RÉCONCILIATION AVEC LULLI


AU ROI

POUR LULLI, QUI DÉDIE À SA MAJESTÉ L’OPÉRA D’AMADIS (1684)

 

La Fontaine et Lulli se sont réconciliés (voir La Fontaine et l’opéra). À l’occasion de la représentation de son Amadis en janvier 1684 (sur un livret de Quinault), Lulli, « sans avoir égard à la satire du Florentin, se laissa persuader par le comte de Fiesque, par qui il fit prier La Fontaine de faire les vers qui suivent et qu’il mit au-devant de l’opéra d’Amadis » (Tallemant, cité par Roche, puis Clarac).

Du premier Amadis je vous offre l’image ;

Il fut doux, gracieux, vaillant, de haut corsage.

J’y trouverais votre air, à tout considérer,

Si quelque chose à vous se pouvait comparer.

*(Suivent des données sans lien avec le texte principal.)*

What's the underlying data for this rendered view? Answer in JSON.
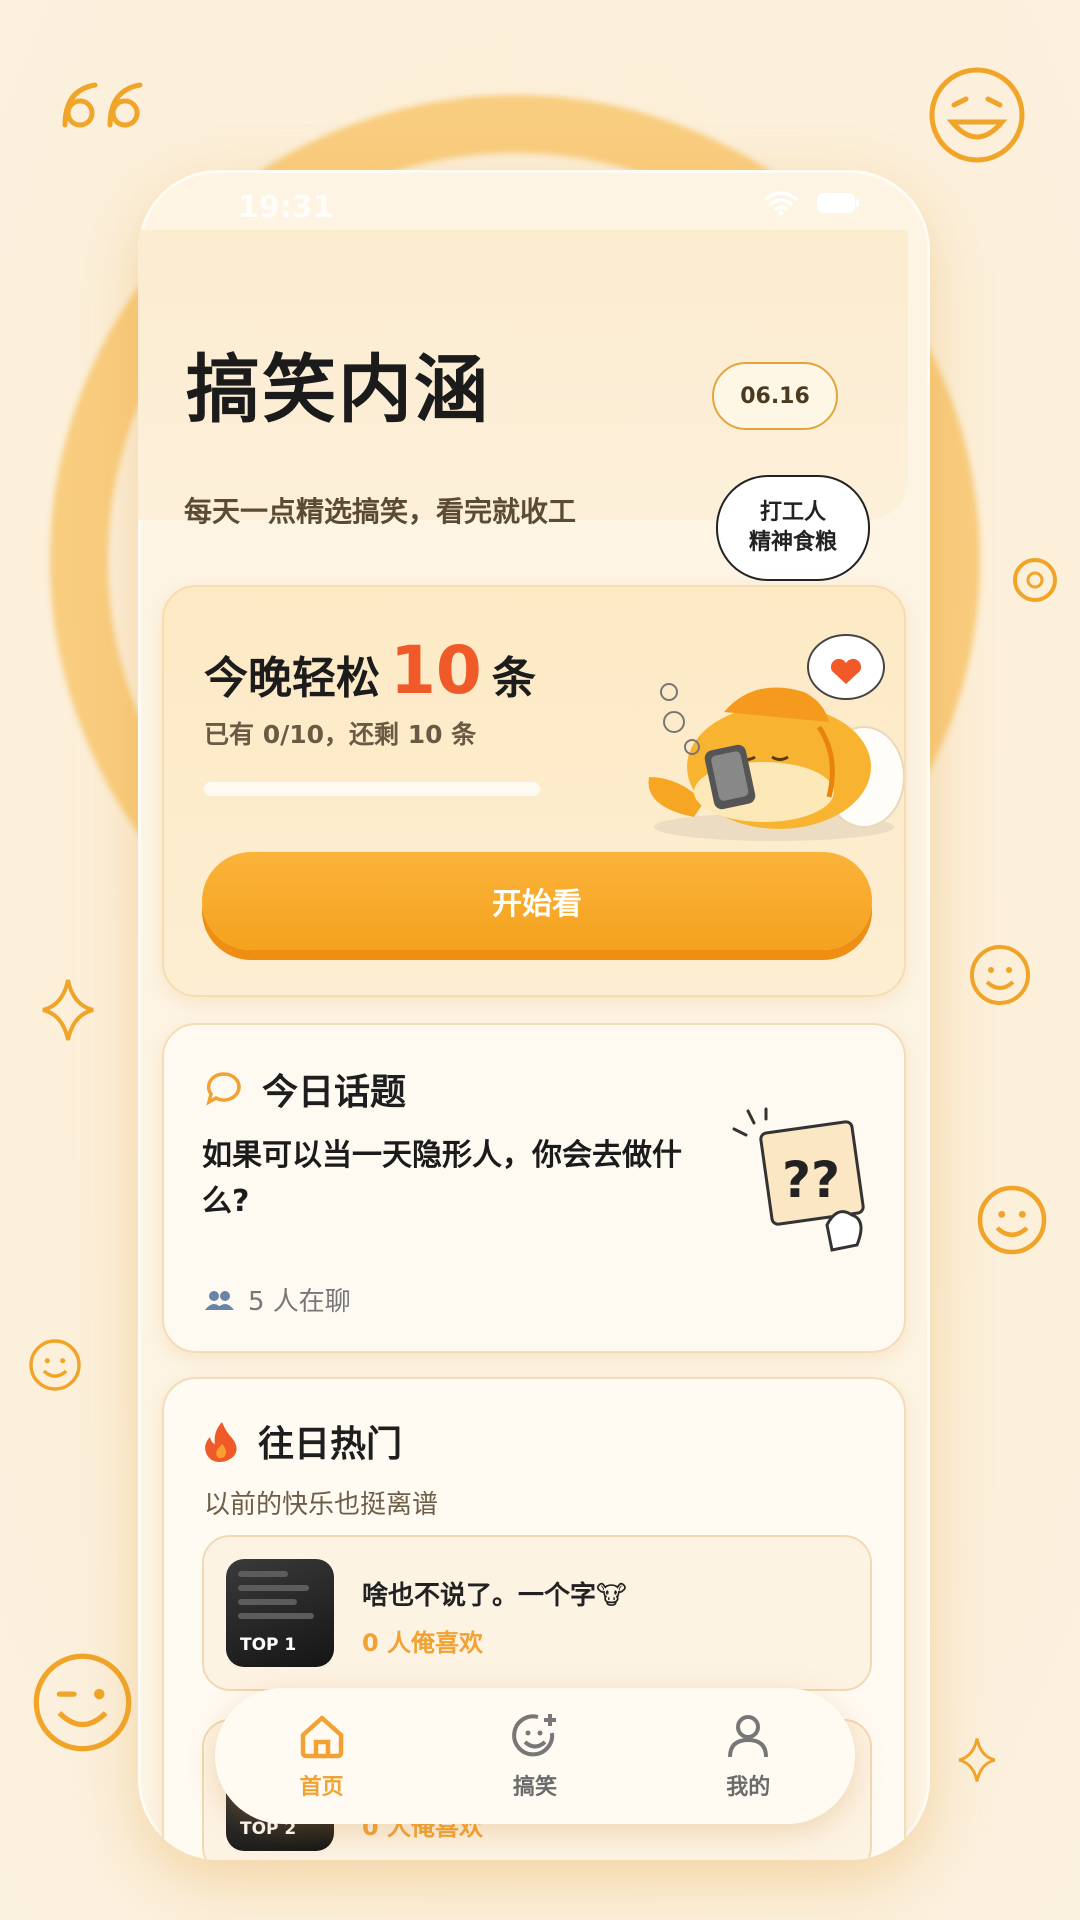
{
  "status": {
    "time": "19:31"
  },
  "header": {
    "title": "搞笑内涵",
    "date": "06.16",
    "subtitle": "每天一点精选搞笑，看完就收工",
    "badge_line1": "打工人",
    "badge_line2": "精神食粮"
  },
  "tonight": {
    "prefix": "今晚轻松",
    "count": "10",
    "suffix": "条",
    "progress_text": "已有 0/10，还剩 10 条",
    "progress_value": 0,
    "start_label": "开始看"
  },
  "topic": {
    "title": "今日话题",
    "question": "如果可以当一天隐形人，你会去做什么?",
    "people": "5 人在聊"
  },
  "hot": {
    "title": "往日热门",
    "subtitle": "以前的快乐也挺离谱",
    "items": [
      {
        "rank": "TOP 1",
        "text": "啥也不说了。一个字🐮",
        "likes": "0 人俺喜欢"
      },
      {
        "rank": "TOP 2",
        "text": "",
        "likes": "0 人俺喜欢"
      }
    ]
  },
  "tabs": [
    {
      "label": "首页",
      "icon": "home-icon",
      "active": true
    },
    {
      "label": "搞笑",
      "icon": "smile-plus-icon",
      "active": false
    },
    {
      "label": "我的",
      "icon": "user-icon",
      "active": false
    }
  ],
  "colors": {
    "accent": "#f5a623",
    "highlight": "#f05a28",
    "background": "#fcefd8"
  }
}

La Victoire pour lui sut étendre ses ailes,

Mars le fit triompher de tous ses concurrents ;

Passa-t-il à l’amour ? il eut le cœur des belles :

Vous vous reconnaissez à ces traits différents.

Nul n’a porté si haut cette double conquête :

Les deux moitiés du monde ont su vous couronner ;

Et les myrtes qu’Amour vous a fait moissonner

Sont tels que Jupiter en aurait ceint sa tête.

En vous tout est enchantement.

Plus d’un illustre événement

Rendra chez nos neveux votre histoire incroyable ;

Vos beaux faits ont partout tellement éclaté

Que vous nous réduisez à chercher dans la Fable

L’exemple de la vérité.

Voilà, Sire, sur vous quelles sont mes pensées.

Pour vous plaire Uranie en vers les a tracées.

Quant à moi, dont les chants vous attiraient jadis,

Je dois à votre choix ce sujet d’Amadis ;

Je vous dois son succès, car j’aurais peine à dire

Entre vous et Phébus lequel des deux m’inspire.

Je ne puis, pour m’en ressentir,

Qu’employer à vous divertir

Mes soins, mon art, et mon génie,

Et tous les moments de ma vie.

Veuillent dans ce projet m’assister les neuf Sœurs1 !

Je le trouve assez beau pour donner de l’envie

Aux chantres dont l’Olympe admire les douceurs.

BALLADE

ON AIME ENCOR COMME ON AIMAIT JADIS
(1684)

 

Au lendemain de la première d’Amadis, Madame Deshoulières, qui approchait de la cinquantaine, adressa au vieux duc de Montausier une ballade dont le refrain était :

On n’aime plus comme on aimait jadis.

On lui répliqua de divers côtés : ce fut un concert de ballades (PC), et La Fontaine ne fut pas le dernier à répondre.

Il est bien vrai qu’on choisit les objets :

Plus n’est le temps de dame sans mérite ;

Quand beauté luit sous simples bavolets,

Plus prisés sont que reine décrépite ;

Sous quelque toit que Bonne-Grâce habite

Chacun y court, jusqu’aux plus refroidis :

Depuis Adam cela se continue ;

Et, quand Grâce est de Bonté soutenue,

On aime encor comme on aimait jadis.

Dans le vieux temps il fut des cœurs coquets ;

Plus qu’à présent, Amour fut hypocrite :

Pas n’est besoin que je prouve ces faits,

C’est vérité dans mainte histoire écrite.

Amants savaient faire la chattemite ;

Ce n’est que d’eux que nous l’avons appris ;

D’eux jusqu’à nous la chose est parvenue :

Puisque par eux elle nous est connue,

On aime encor comme on aimait jadis.